Jerusalem
- Author: Selma Lagerlöf
- Translator: Velma Swanston Howard
- Language: Swedish
- Publisher: Bonnier
- Publication date: 1901–1902
- Publication place: Sweden
- Published in English: 1915
- Pages: 671 (total pages)

= Jerusalem (Lagerlöf novel) =

Swedish novel by Selma Lagerlöf (1901–1902)

Jerusalem is a novel by the Swedish writer Selma Lagerlöf, published in two parts in 1901 and 1902. The narrative spans several generations in the 19th century and focuses on several families in Dalarna, Sweden, and a community of Swedish emigrants in Jerusalem. It is loosely based on a real emigration that took place from the parish of Nås in 1896.

As part of her research Lagerlöf went to visit Horatio and Anna Spafford at the American Colony, Jerusalem.

==Adaptations==
The first four chapters of the first book were adapted into two ambitious films by Victor Sjöström in 1919 and 1920, Sons of Ingmar and Karin Daughter of Ingmar, respectively. Sjöström originally intended to film the entire suite, but decided to cancel the project after the second film received unenthusiastic critical response.

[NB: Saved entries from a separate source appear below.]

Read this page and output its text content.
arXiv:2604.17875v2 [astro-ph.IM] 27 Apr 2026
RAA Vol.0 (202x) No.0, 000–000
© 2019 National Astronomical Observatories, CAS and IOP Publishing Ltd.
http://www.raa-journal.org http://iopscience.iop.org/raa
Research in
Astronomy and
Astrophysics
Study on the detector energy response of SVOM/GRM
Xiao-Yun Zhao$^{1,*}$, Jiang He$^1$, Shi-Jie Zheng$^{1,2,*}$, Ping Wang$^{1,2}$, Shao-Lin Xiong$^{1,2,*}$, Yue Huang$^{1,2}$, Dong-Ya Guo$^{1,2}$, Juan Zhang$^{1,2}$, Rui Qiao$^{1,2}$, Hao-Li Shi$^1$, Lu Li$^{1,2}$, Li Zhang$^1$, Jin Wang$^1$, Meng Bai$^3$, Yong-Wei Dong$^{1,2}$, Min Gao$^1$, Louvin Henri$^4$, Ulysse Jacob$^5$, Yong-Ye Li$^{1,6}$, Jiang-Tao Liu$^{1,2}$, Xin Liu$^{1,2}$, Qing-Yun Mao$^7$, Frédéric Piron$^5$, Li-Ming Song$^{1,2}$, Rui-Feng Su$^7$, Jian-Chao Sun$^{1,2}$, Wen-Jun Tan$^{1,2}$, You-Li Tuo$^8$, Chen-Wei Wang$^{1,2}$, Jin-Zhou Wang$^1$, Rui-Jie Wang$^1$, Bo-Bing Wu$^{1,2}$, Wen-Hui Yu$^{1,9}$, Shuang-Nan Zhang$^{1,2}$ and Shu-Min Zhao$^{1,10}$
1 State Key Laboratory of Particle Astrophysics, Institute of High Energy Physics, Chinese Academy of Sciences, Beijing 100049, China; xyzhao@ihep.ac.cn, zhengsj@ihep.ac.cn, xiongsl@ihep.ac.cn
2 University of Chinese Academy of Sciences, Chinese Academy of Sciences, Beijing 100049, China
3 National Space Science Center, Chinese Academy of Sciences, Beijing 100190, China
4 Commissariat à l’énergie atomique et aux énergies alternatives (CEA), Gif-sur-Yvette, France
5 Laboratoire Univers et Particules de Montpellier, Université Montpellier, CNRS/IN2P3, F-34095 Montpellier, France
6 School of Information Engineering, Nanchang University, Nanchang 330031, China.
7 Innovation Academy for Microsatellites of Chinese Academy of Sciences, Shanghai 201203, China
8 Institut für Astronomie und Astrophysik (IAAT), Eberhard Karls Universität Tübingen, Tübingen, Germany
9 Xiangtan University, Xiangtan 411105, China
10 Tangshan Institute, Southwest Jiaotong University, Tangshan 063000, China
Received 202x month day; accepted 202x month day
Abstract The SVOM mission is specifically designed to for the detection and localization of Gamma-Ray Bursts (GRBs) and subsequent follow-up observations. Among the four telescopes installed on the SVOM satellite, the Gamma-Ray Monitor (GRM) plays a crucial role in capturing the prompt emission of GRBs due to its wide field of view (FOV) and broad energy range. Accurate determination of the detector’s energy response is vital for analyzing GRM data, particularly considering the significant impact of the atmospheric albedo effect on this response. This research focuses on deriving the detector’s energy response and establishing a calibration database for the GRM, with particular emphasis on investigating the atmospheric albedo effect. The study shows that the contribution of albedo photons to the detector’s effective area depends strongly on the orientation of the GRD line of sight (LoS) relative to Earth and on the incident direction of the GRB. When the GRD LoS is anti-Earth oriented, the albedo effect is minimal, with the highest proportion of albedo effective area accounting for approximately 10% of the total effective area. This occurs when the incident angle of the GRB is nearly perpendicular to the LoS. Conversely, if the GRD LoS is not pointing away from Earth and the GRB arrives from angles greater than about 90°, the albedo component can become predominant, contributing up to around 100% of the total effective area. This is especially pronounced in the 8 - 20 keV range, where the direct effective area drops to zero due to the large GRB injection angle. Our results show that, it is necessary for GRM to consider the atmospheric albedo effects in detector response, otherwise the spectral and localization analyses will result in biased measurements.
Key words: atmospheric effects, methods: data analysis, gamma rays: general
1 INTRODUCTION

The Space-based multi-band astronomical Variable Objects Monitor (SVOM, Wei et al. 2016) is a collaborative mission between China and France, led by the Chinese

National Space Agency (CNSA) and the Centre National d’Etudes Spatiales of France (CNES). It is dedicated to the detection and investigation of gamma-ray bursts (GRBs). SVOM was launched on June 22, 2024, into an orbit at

Gustaf Molander picked up where Sjöström left and released his adaptation of the first book, Ingmarsarvet, in 1925, followed by the second, Till Österland, in 1926. The Danish filmmaker Bille August directed a 1996 film version with the title Jerusalem.

A stage adaptation, Ingmarsspelen, has become an annual tradition in Nås, Dalarna, where it has been performed outdoors every year since 1959.